QR Codes are something that have always intrigued me. I mean you scan this funny looking thing and it takes you to any website!
Yeah. That was my reaction too. I had no idea these things existed until my first year of university when we had to do a scavenger hunt in one of my classes and we had to scan a QR code at each pit stop. I thought it was pretty nifty.
So since this week is do anything goes week, I decided to dive into some of the articles I had saved on Pinterest regarding QR codes and their use in the classroom.
So first of all, what exactly is a QR code?
According to WhatIs.com, a QR code (quick response code) is a type of 2D bar code that is used to provide easy access to information through a smartphone.
In this process, known as mobile tagging, the smartphone’s owner points the phone at a QR code and opens a barcode reader app which works in conjunction with the phone’s camera. The reader interprets the code, which typically contains a call to action such as an invitation to download a mobile application, a link to view a video or an SMS message inviting the viewer to respond to a poll. The phone’s owner can choose to act upon the call to action or click cancel and ignore the invitation.
So basically, a QR code is a bunch of square dots in a uniquely, random pattern. You download a QR Code Scanner app and then point and shoot. It will then take you to what it is or give an option to, depending on the app. Super easy!
However, what has always puzzled me is how on earth does one make a QR code? Well after a quick Google search, I came across this website which was both informative and helpful. It recommended using GOQR.me to make QR codes. So I played around on it and it was pretty easy. It lets you make a QR codes for various purposes such as sharing a url, event, location and many more. I created one and included it below! If you don’t already have a QR Scanner, just go to the App Store or Google Play Store and search for one. There are many out there!
SIDENOTE: I apologize for what I just did to you but I saw an opportunity and I just had to take it. For those of you who do not understand what I did or why it is funny, click here.
So now that is done, let us get to how to use them in the classroom! The first article I found was from edutopia titled 12 Ideas for Teaching with QR Codes. I could see myself using most if not all of these. I really liked number 8 which is providing extension assignments by putting a code on the assignment that students could scan when done which would take students to a game or activity. However, I found that this site was more for middle years if not secondary. So my search continued…
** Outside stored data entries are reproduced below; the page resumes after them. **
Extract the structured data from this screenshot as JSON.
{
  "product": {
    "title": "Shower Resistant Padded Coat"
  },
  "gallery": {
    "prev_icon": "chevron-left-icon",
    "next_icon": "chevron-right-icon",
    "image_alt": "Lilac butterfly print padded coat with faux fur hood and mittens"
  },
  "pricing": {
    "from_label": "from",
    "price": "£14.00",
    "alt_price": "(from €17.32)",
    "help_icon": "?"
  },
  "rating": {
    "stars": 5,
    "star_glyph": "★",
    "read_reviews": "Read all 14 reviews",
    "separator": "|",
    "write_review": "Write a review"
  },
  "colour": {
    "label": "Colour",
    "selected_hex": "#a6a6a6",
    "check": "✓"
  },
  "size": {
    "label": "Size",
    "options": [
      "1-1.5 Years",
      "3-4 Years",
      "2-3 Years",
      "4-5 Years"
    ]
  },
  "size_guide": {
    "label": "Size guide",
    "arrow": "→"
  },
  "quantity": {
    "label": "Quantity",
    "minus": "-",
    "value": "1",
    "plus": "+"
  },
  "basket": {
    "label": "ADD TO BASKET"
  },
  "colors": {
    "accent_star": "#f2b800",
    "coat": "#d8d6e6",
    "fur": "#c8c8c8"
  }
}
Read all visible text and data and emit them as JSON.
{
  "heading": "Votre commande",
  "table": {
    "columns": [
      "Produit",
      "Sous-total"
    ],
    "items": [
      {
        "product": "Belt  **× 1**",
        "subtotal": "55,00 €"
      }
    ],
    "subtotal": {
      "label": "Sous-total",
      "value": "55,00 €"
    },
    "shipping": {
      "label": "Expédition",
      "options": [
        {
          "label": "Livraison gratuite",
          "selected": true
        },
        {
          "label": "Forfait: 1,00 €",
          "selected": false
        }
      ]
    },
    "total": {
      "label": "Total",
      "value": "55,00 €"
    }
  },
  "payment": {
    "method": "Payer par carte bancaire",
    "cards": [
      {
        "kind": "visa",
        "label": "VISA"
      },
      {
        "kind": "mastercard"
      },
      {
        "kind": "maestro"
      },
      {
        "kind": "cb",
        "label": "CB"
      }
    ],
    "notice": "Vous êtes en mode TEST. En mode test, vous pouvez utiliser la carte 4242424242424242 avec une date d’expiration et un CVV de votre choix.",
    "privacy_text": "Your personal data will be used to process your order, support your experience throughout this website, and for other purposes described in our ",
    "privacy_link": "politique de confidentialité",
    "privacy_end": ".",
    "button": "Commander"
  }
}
The next article I found was Using QR Codes in the Classroom to Enhance Learning and it is actually a blog post from What Have I Learned – Resources to Enhance your Instruction. This blog is run by a lady named Jessica who is a teacher in the States and it is full of resources and ideas and definitely one to check out! Anyway, I found her post to be a bit more helpful as it was geared more towards k-3 (as is her entire blog!). Something I loved was incorporating QR codes into her listen to reading station of Daily 5. What she did was she found books on websites such as YouTube and turned them into a QR Code. When students would get to that station all they would have to do was scan the QR code! How simple is that! That is way easier than how I did it during internship! We had students connect their headphones to the same CD player and they would all listen to the same book. However, students were spending half of their time trying to agree on a book! By using QR Codes, you a) have students actually listening to a book, b) they are not arguing over what to listen to and c) you can constantly be updating your list which will keep students engaged!
Overall, what is my impression of QR Codes in the Classroom?
Love them! They seem like something that are great and they have sooooo many uses than the ones I listed. Go onto Pinterest and type QR Codes in the classroom and you get thousands of ways to incorporate them! The only issue I see is having enough iPads or tablets to use them. For example, if I were to use them in my listen to reading station of Daily 5, depending on the size of my groups I would need about 5 or 6 devices. However, iPads and tablets are becoming more and more popular in schools. Many schools are looking into getting iPad carts if they don’t already have one. I see this as being a positive thing as sometimes an iPad is easier to use than a computer (and a lot faster too.)